La confiance qui doit être accordée à la proposition énoncée par un physicien comme résultat d’une
expérience n’est pas de la même nature ; si le physicien se bornait à nous conter les faits qu’il a vus, ce
qui s’appelle vu, de ses yeux vu, son témoignage devrait être examiné suivant les règles générales,
propres à fixer le degré de créance que mérite le témoignage d’un homme (…). Mais ce que le
physicien énonce comme le résultat d’une expérience, ce n’est pas le récit des faits constatés ; c’est
l’interprétation de ces faits, c’est leur transposition dans le monde idéal, abstrait, symbolique, créé par
les théories qu’il regarde comme établies.

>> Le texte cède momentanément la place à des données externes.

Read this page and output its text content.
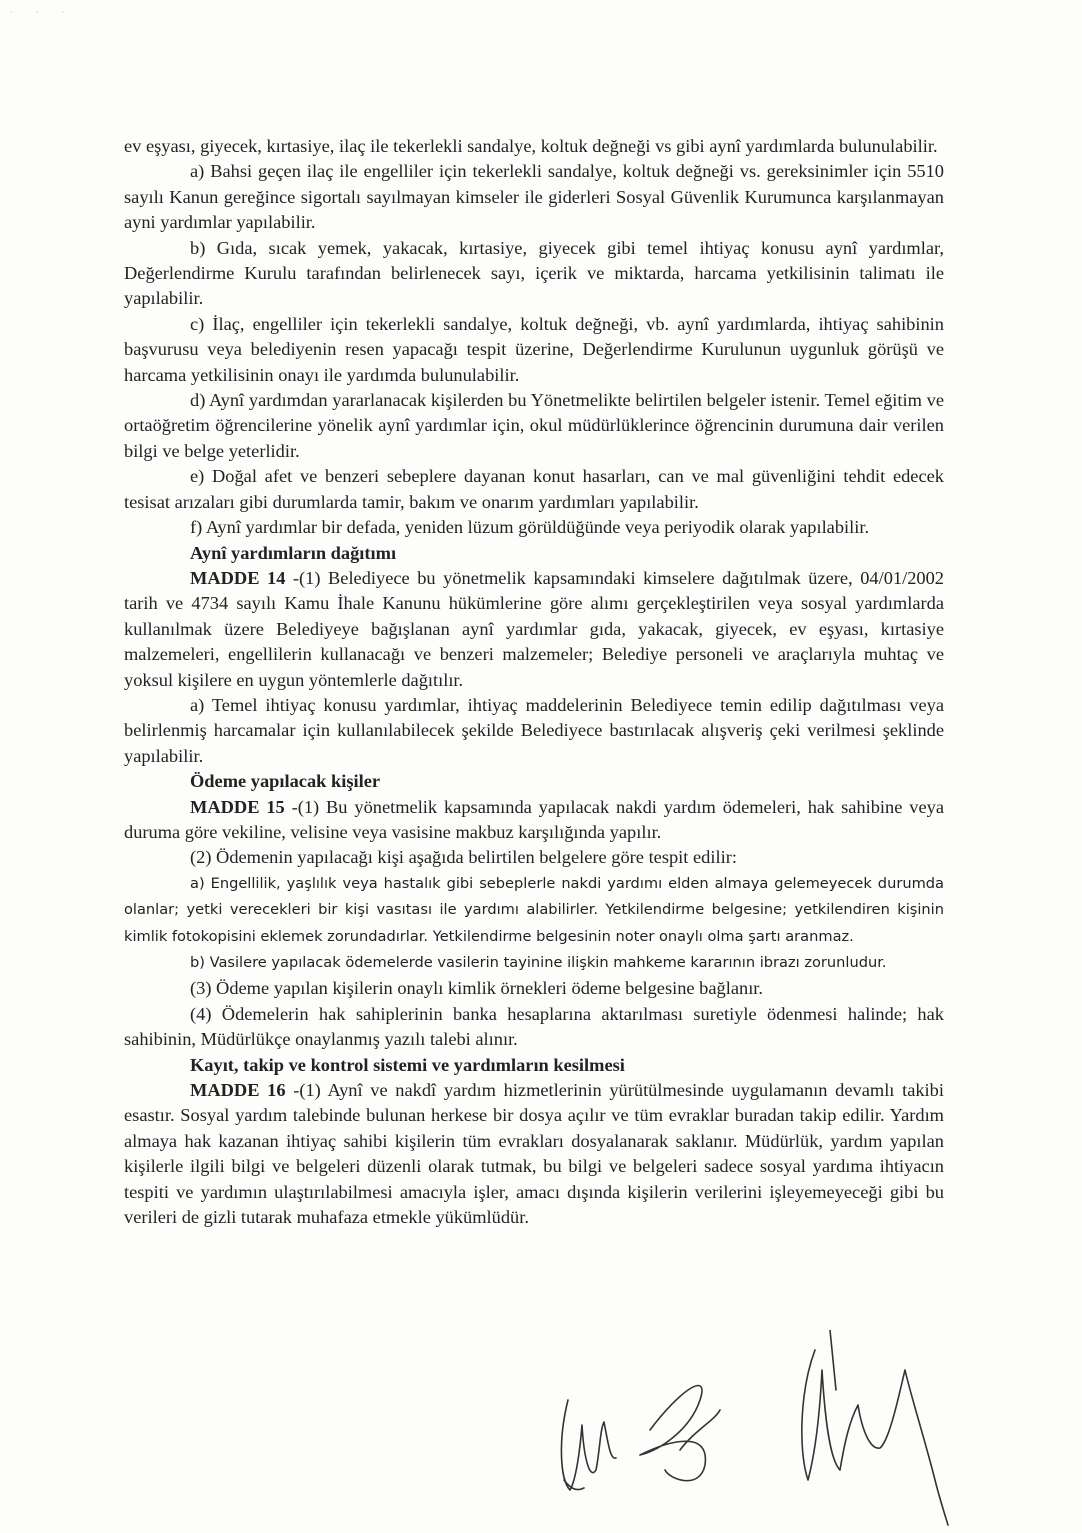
⋅ ⋅ ⋅

ev eşyası, giyecek, kırtasiye, ilaç ile tekerlekli sandalye, koltuk değneği vs gibi aynî yardımlarda bulunulabilir.

a) Bahsi geçen ilaç ile engelliler için tekerlekli sandalye, koltuk değneği vs. gereksinimler için 5510 sayılı Kanun gereğince sigortalı sayılmayan kimseler ile giderleri Sosyal Güvenlik Kurumunca karşılanmayan ayni yardımlar yapılabilir.

b) Gıda, sıcak yemek, yakacak, kırtasiye, giyecek gibi temel ihtiyaç konusu aynî yardımlar, Değerlendirme Kurulu tarafından belirlenecek sayı, içerik ve miktarda, harcama yetkilisinin talimatı ile yapılabilir.

c) İlaç, engelliler için tekerlekli sandalye, koltuk değneği, vb. aynî yardımlarda, ihtiyaç sahibinin başvurusu veya belediyenin resen yapacağı tespit üzerine, Değerlendirme Kurulunun uygunluk görüşü ve harcama yetkilisinin onayı ile yardımda bulunulabilir.

d) Aynî yardımdan yararlanacak kişilerden bu Yönetmelikte belirtilen belgeler istenir. Temel eğitim ve ortaöğretim öğrencilerine yönelik aynî yardımlar için, okul müdürlüklerince öğrencinin durumuna dair verilen bilgi ve belge yeterlidir.

e) Doğal afet ve benzeri sebeplere dayanan konut hasarları, can ve mal güvenliğini tehdit edecek tesisat arızaları gibi durumlarda tamir, bakım ve onarım yardımları yapılabilir.

f) Aynî yardımlar bir defada, yeniden lüzum görüldüğünde veya periyodik olarak yapılabilir.

Aynî yardımların dağıtımı

MADDE 14 -(1) Belediyece bu yönetmelik kapsamındaki kimselere dağıtılmak üzere, 04/01/2002 tarih ve 4734 sayılı Kamu İhale Kanunu hükümlerine göre alımı gerçekleştirilen veya sosyal yardımlarda kullanılmak üzere Belediyeye bağışlanan aynî yardımlar gıda, yakacak, giyecek, ev eşyası, kırtasiye malzemeleri, engellilerin kullanacağı ve benzeri malzemeler; Belediye personeli ve araçlarıyla muhtaç ve yoksul kişilere en uygun yöntemlerle dağıtılır.

a) Temel ihtiyaç konusu yardımlar, ihtiyaç maddelerinin Belediyece temin edilip dağıtılması veya belirlenmiş harcamalar için kullanılabilecek şekilde Belediyece bastırılacak alışveriş çeki verilmesi şeklinde yapılabilir.

Ödeme yapılacak kişiler

MADDE 15 -(1) Bu yönetmelik kapsamında yapılacak nakdi yardım ödemeleri, hak sahibine veya duruma göre vekiline, velisine veya vasisine makbuz karşılığında yapılır.

(2) Ödemenin yapılacağı kişi aşağıda belirtilen belgelere göre tespit edilir:

a) Engellilik, yaşlılık veya hastalık gibi sebeplerle nakdi yardımı elden almaya gelemeyecek durumda olanlar; yetki verecekleri bir kişi vasıtası ile yardımı alabilirler. Yetkilendirme belgesine; yetkilendiren kişinin kimlik fotokopisini eklemek zorundadırlar. Yetkilendirme belgesinin noter onaylı olma şartı aranmaz.

b) Vasilere yapılacak ödemelerde vasilerin tayinine ilişkin mahkeme kararının ibrazı zorunludur.

(3) Ödeme yapılan kişilerin onaylı kimlik örnekleri ödeme belgesine bağlanır.

(4) Ödemelerin hak sahiplerinin banka hesaplarına aktarılması suretiyle ödenmesi halinde; hak sahibinin, Müdürlükçe onaylanmış yazılı talebi alınır.

Kayıt, takip ve kontrol sistemi ve yardımların kesilmesi

MADDE 16 -(1) Aynî ve nakdî yardım hizmetlerinin yürütülmesinde uygulamanın devamlı takibi esastır. Sosyal yardım talebinde bulunan herkese bir dosya açılır ve tüm evraklar buradan takip edilir. Yardım almaya hak kazanan ihtiyaç sahibi kişilerin tüm evrakları dosyalanarak saklanır. Müdürlük, yardım yapılan kişilerle ilgili bilgi ve belgeleri düzenli olarak tutmak, bu bilgi ve belgeleri sadece sosyal yardıma ihtiyacın tespiti ve yardımın ulaştırılabilmesi amacıyla işler, amacı dışında kişilerin verilerini işleyemeyeceği gibi bu verileri de gizli tutarak muhafaza etmekle yükümlüdür.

Entrez dans ce laboratoire ; approchez-vous de cette table qu’encombrent une foule d’appareils, une
pile électrique, des fils de cuivre entourés de soie, des godets pleins de mercure, des bobines, un
barreau de fer qui porte un miroir ; un observateur enfonce dans de petits trous la tige métallique d’une
fiche dont la tête est en ébonite ; le fer oscille et, par le miroir qui lui est lié, renvoie sur une régie en
celluloïd une bande lumineuse dont l’observateur suit les mouvements ; voilà bien sans doute une
expérience ; au moyen du va-et-vient de cette tache lumineuse, ce physicien observe minutieusement
les oscillations du morceau de fer. Demandez-lui maintenant ce qu’il fait ; va-t-il vous répondre :
« J’étudie les oscillations du barreau de fer qui porte ce miroir » ? Non, il vous répondra qu’il mesure
la résistance électrique d’une bobine. Si vous vous étonnez, si vous lui demandez quels sens ont ces
mots et quel rapport ils ont avec les phénomènes qu’il a constatés, que vous avez constatés en même
temps que lui, il vous répondra que votre question nécessiterait de trop longues explications et vous
enverra suivre un cours d’électricité.

C’est qu’en effet l’expérience que vous avez vu faire, comme toute expérience de physique, comporte
deux parties. Elle consiste, en premier lieu, dans l’observation de certains faits ; pour faire cette
observation, il suffit d’être attentif et d’avoir les sens suffisamment déliés ; il n’est pas nécessaire de
savoir la Physique ; le directeur du laboratoire y peut être moins habile que le garçon. Elle consiste, en
second lieu, dans l’interprétation des faits observés ; pour pouvoir faire cette interprétation, il ne suffit
pas d’avoir l’attention en éveil et l’œil exercé ; il faut connaître les théories admises, il faut savoir les
appliquer, il faut être physicien. Tout homme peut, s’il voit clair, suivre les mouvements d’une tache
lumineuse sur une règle transparente, voir si elle marche à droite ou à gauche, si elle s’arrête en tel ou
tel point ; il n’a pas besoin pour cela d’être grand clerc ; mais s’il ignore l’électrodynamique, il ne
pourra achever l’expérience, il ne pourra mesurer la résistance de la bobine. »

Pierre Duhem, La théorie physique. Son objet, sa structure.